Costruzione iniziale vers 3200 av. J.-C. (≈ 100 av. J.-C.)
La datazione al radiocarbonio più antica.
1963
La scoperta dei dolmen
La scoperta dei dolmen 1963 (≈ 1963)
Quando si costruisce una suddivisione.
6 avril 1965
Monumento storico
Monumento storico 6 avril 1965 (≈ 1965)
Protezione del sito ufficiale.
1964-1967
Scavi archeologici
Scavi archeologici 1964-1967 (≈ 1966)
Diretto da J. L-Helgouach.
Aujourd'hui
Aujourd'hui
Aujourd'hui Aujourd'hui (≈ 2025)
Position de référence.
Patrimonio
Dolmen con corridoio sotto tumulo (Box F 128p): per ordine del 6 aprile 1965
Dati chiave
J. L’Helgouach - Archeologo
Diretto gli scavi dal 1964 al 1967.
Origine e storia
Il Dolmen de Goërem è un dolmen sotto il tumulo situato a Gâvres, Morbihan, vicino alla bocca del Blavet. Scoperto nel 1963 durante il lavoro, è stato cercato tra il 1964 e il 1967 dall'archeologo J. L-Helgouach. Ranked un monumento storico nel 1965, si distingue per il suo corridoio quadrato e camera compartimentata, coperta da un tumulo oblungo di 28 metri di lunghezza. La sua architettura, comprese le incisioni su dieci lastre, suggerisce un uso culturale e sepolcrale complesso.
Il dolmen appartiene ad un gruppo di otto monumenti simili tra il paese di Retz e il fiume d'Etel, caratterizzato da un corridoio e una stanza che formano un angolo retto. Il corridoio di 9,25 metri conduce ad una stanza di 17 metri divisa in quattro scomparti, tra cui una cella terminale chiusa. Le pareti alternano lastre megalitiche e pareti in pietra asciutte, mentre uno strato di argilla nera garantisce la tenuta sotto il tumulo. Le incisioni, sotto forma di cartucce rettangolari, evocano immagini di idoli.

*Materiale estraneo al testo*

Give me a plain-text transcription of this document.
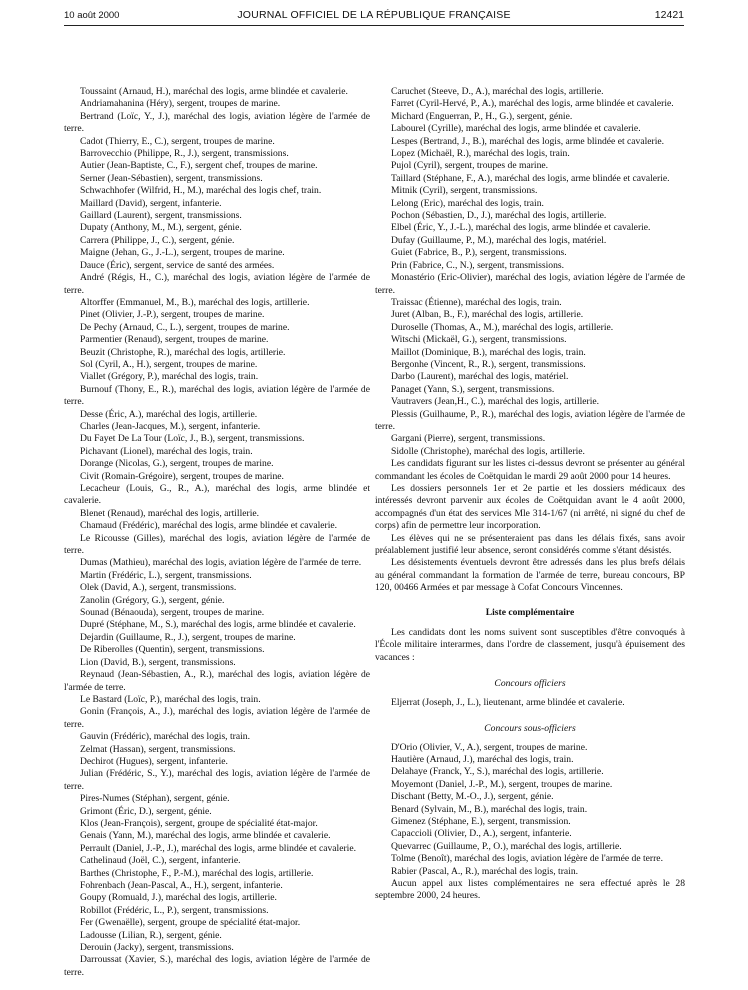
10 août 2000	JOURNAL OFFICIEL DE LA RÉPUBLIQUE FRANÇAISE	12421

Toussaint (Arnaud, H.), maréchal des logis, arme blindée et cavalerie.

Andriamahanina (Héry), sergent, troupes de marine.

Bertrand (Loïc, Y., J.), maréchal des logis, aviation légère de l'armée de terre.

Cadot (Thierry, E., C.), sergent, troupes de marine.

Barrovecchio (Philippe, R., J.), sergent, transmissions.

Autier (Jean-Baptiste, C., F.), sergent chef, troupes de marine.

Serner (Jean-Sébastien), sergent, transmissions.

Schwachhofer (Wilfrid, H., M.), maréchal des logis chef, train.

Maillard (David), sergent, infanterie.

Gaillard (Laurent), sergent, transmissions.

Dupaty (Anthony, M., M.), sergent, génie.

Carrera (Philippe, J., C.), sergent, génie.

Maigne (Jehan, G., J.-L.), sergent, troupes de marine.

Dauce (Éric), sergent, service de santé des armées.

André (Régis, H., C.), maréchal des logis, aviation légère de l'armée de terre.

Altorffer (Emmanuel, M., B.), maréchal des logis, artillerie.

Pinet (Olivier, J.-P.), sergent, troupes de marine.

De Pechy (Arnaud, C., L.), sergent, troupes de marine.

Parmentier (Renaud), sergent, troupes de marine.

Beuzit (Christophe, R.), maréchal des logis, artillerie.

Sol (Cyril, A., H.), sergent, troupes de marine.

Viallet (Grégory, P.), maréchal des logis, train.

Burnouf (Thony, E., R.), maréchal des logis, aviation légère de l'armée de terre.

Desse (Éric, A.), maréchal des logis, artillerie.

Charles (Jean-Jacques, M.), sergent, infanterie.

Du Fayet De La Tour (Loïc, J., B.), sergent, transmissions.

Pichavant (Lionel), maréchal des logis, train.

Dorange (Nicolas, G.), sergent, troupes de marine.

Civit (Romain-Grégoire), sergent, troupes de marine.

Lecacheur (Louis, G., R., A.), maréchal des logis, arme blindée et cavalerie.

Blenet (Renaud), maréchal des logis, artillerie.

Chamaud (Frédéric), maréchal des logis, arme blindée et cavalerie.

Le Ricousse (Gilles), maréchal des logis, aviation légère de l'armée de terre.

Dumas (Mathieu), maréchal des logis, aviation légère de l'armée de terre.

Martin (Frédéric, L.), sergent, transmissions.

Olek (David, A.), sergent, transmissions.

Zanolin (Grégory, G.), sergent, génie.

Sounad (Bénaouda), sergent, troupes de marine.

Dupré (Stéphane, M., S.), maréchal des logis, arme blindée et cavalerie.

Dejardin (Guillaume, R., J.), sergent, troupes de marine.

De Riberolles (Quentin), sergent, transmissions.

Lion (David, B.), sergent, transmissions.

Reynaud (Jean-Sébastien, A., R.), maréchal des logis, aviation légère de l'armée de terre.

Le Bastard (Loïc, P.), maréchal des logis, train.

Gonin (François, A., J.), maréchal des logis, aviation légère de l'armée de terre.

Gauvin (Frédéric), maréchal des logis, train.

Zelmat (Hassan), sergent, transmissions.

Dechirot (Hugues), sergent, infanterie.

Julian (Frédéric, S., Y.), maréchal des logis, aviation légère de l'armée de terre.

Pires-Numes (Stéphan), sergent, génie.

Grimont (Éric, D.), sergent, génie.

Klos (Jean-François), sergent, groupe de spécialité état-major.

Genais (Yann, M.), maréchal des logis, arme blindée et cavalerie.

Perrault (Daniel, J.-P., J.), maréchal des logis, arme blindée et cavalerie.

Cathelinaud (Joël, C.), sergent, infanterie.

Barthes (Christophe, F., P.-M.), maréchal des logis, artillerie.

Fohrenbach (Jean-Pascal, A., H.), sergent, infanterie.

Goupy (Romuald, J.), maréchal des logis, artillerie.

Robillot (Frédéric, L., P.), sergent, transmissions.

Fer (Gwenaëlle), sergent, groupe de spécialité état-major.

Ladousse (Lilian, R.), sergent, génie.

Derouin (Jacky), sergent, transmissions.

Darroussat (Xavier, S.), maréchal des logis, aviation légère de l'armée de terre.

Caruchet (Steeve, D., A.), maréchal des logis, artillerie.

Farret (Cyril-Hervé, P., A.), maréchal des logis, arme blindée et cavalerie.

Michard (Enguerran, P., H., G.), sergent, génie.

Labourel (Cyrille), maréchal des logis, arme blindée et cavalerie.

Lespes (Bertrand, J., B.), maréchal des logis, arme blindée et cavalerie.

Lopez (Michaël, R.), maréchal des logis, train.

Pujol (Cyril), sergent, troupes de marine.

Taillard (Stéphane, F., A.), maréchal des logis, arme blindée et cavalerie.

Mitnik (Cyril), sergent, transmissions.

Lelong (Eric), maréchal des logis, train.

Pochon (Sébastien, D., J.), maréchal des logis, artillerie.

Elbel (Éric, Y., J.-L.), maréchal des logis, arme blindée et cavalerie.

Dufay (Guillaume, P., M.), maréchal des logis, matériel.

Guiet (Fabrice, B., P.), sergent, transmissions.

Prin (Fabrice, C., N.), sergent, transmissions.

Monastério (Eric-Olivier), maréchal des logis, aviation légère de l'armée de terre.

Traissac (Étienne), maréchal des logis, train.

Juret (Alban, B., F.), maréchal des logis, artillerie.

Duroselle (Thomas, A., M.), maréchal des logis, artillerie.

Witschi (Mickaël, G.), sergent, transmissions.

Maillot (Dominique, B.), maréchal des logis, train.

Bergonhe (Vincent, R., R.), sergent, transmissions.

Darbo (Laurent), maréchal des logis, matériel.

Panaget (Yann, S.), sergent, transmissions.

Vautravers (Jean,H., C.), maréchal des logis, artillerie.

Plessis (Guilhaume, P., R.), maréchal des logis, aviation légère de l'armée de terre.

Gargani (Pierre), sergent, transmissions.

Sidolle (Christophe), maréchal des logis, artillerie.

Les candidats figurant sur les listes ci-dessus devront se présenter au général commandant les écoles de Coëtquidan le mardi 29 août 2000 pour 14 heures.

Les dossiers personnels 1er et 2e partie et les dossiers médicaux des intéressés devront parvenir aux écoles de Coëtquidan avant le 4 août 2000, accompagnés d'un état des services Mle 314-1/67 (ni arrêté, ni signé du chef de corps) afin de permettre leur incorporation.

Les élèves qui ne se présenteraient pas dans les délais fixés, sans avoir préalablement justifié leur absence, seront considérés comme s'étant désistés.

Les désistements éventuels devront être adressés dans les plus brefs délais au général commandant la formation de l'armée de terre, bureau concours, BP 120, 00466 Armées et par message à Cofat Concours Vincennes.

Liste complémentaire

Les candidats dont les noms suivent sont susceptibles d'être convoqués à l'École militaire interarmes, dans l'ordre de classement, jusqu'à épuisement des vacances :

Concours officiers

Eljerrat (Joseph, J., L.), lieutenant, arme blindée et cavalerie.

Concours sous-officiers

D'Orio (Olivier, V., A.), sergent, troupes de marine.

Hautière (Arnaud, J.), maréchal des logis, train.

Delahaye (Franck, Y., S.), maréchal des logis, artillerie.

Moyemont (Daniel, J.-P., M.), sergent, troupes de marine.

Dischant (Betty, M.-O., J.), sergent, génie.

Benard (Sylvain, M., B.), maréchal des logis, train.

Gimenez (Stéphane, E.), sergent, transmission.

Capaccioli (Olivier, D., A.), sergent, infanterie.

Quevarrec (Guillaume, P., O.), maréchal des logis, artillerie.

Tolme (Benoît), maréchal des logis, aviation légère de l'armée de terre.

Rabier (Pascal, A., R.), maréchal des logis, train.

Aucun appel aux listes complémentaires ne sera effectué après le 28 septembre 2000, 24 heures.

Gli scavi hanno rivelato tre distinti gruppi culturali attraverso la ceramica: Kerugou (frammenti di vasi), Conguel (un vaso intero), e campaniforme (gobelet e vasi decorati). L'arredamento comprende anche oggetti in quarzo, rame e oro attribuiti al Campaniforme. Cinque date di radiocarbonio collocarono la costruzione intorno al 3200 BC. Helgouach suggerisce che la cella terminale può essere sede di un personaggio importante, prima che il sito diventi un sito di riti, poi viene condannato e riutilizzato brevemente nel Campaniforme.
L'edificio illustra un'occupazione in due fasi: una prima legata alla cultura Kerugou, seguita da un riutilizzo campaniforme dopo un crollo parziale. I primi due tavoli che coprono il corridoio, che sono stati spostati, mostrano una vecchia violazione. La partizione interna, unica in natura, potrebbe riflettere usi successivi o pratiche rituali specifiche. Oggi, il dolmen rimane un notevole esempio di architettura megalitica di Breton.
Il tumulo, di forma oblunga, è lungo 28 metri per un'altezza massima di 2,20 metri. Composto da pietre e terra, sposa la forma della tomba interiore. La porta d'ingresso della stanza, parzialmente ostruita, suggerisce il controllo di accesso. Le incisioni, più numerose nei comparti posteriori, rafforzano l'ipotesi di uno spazio sacro con funzione simbolica o funeraria, riservato ad un'élite o a cerimonie collettive.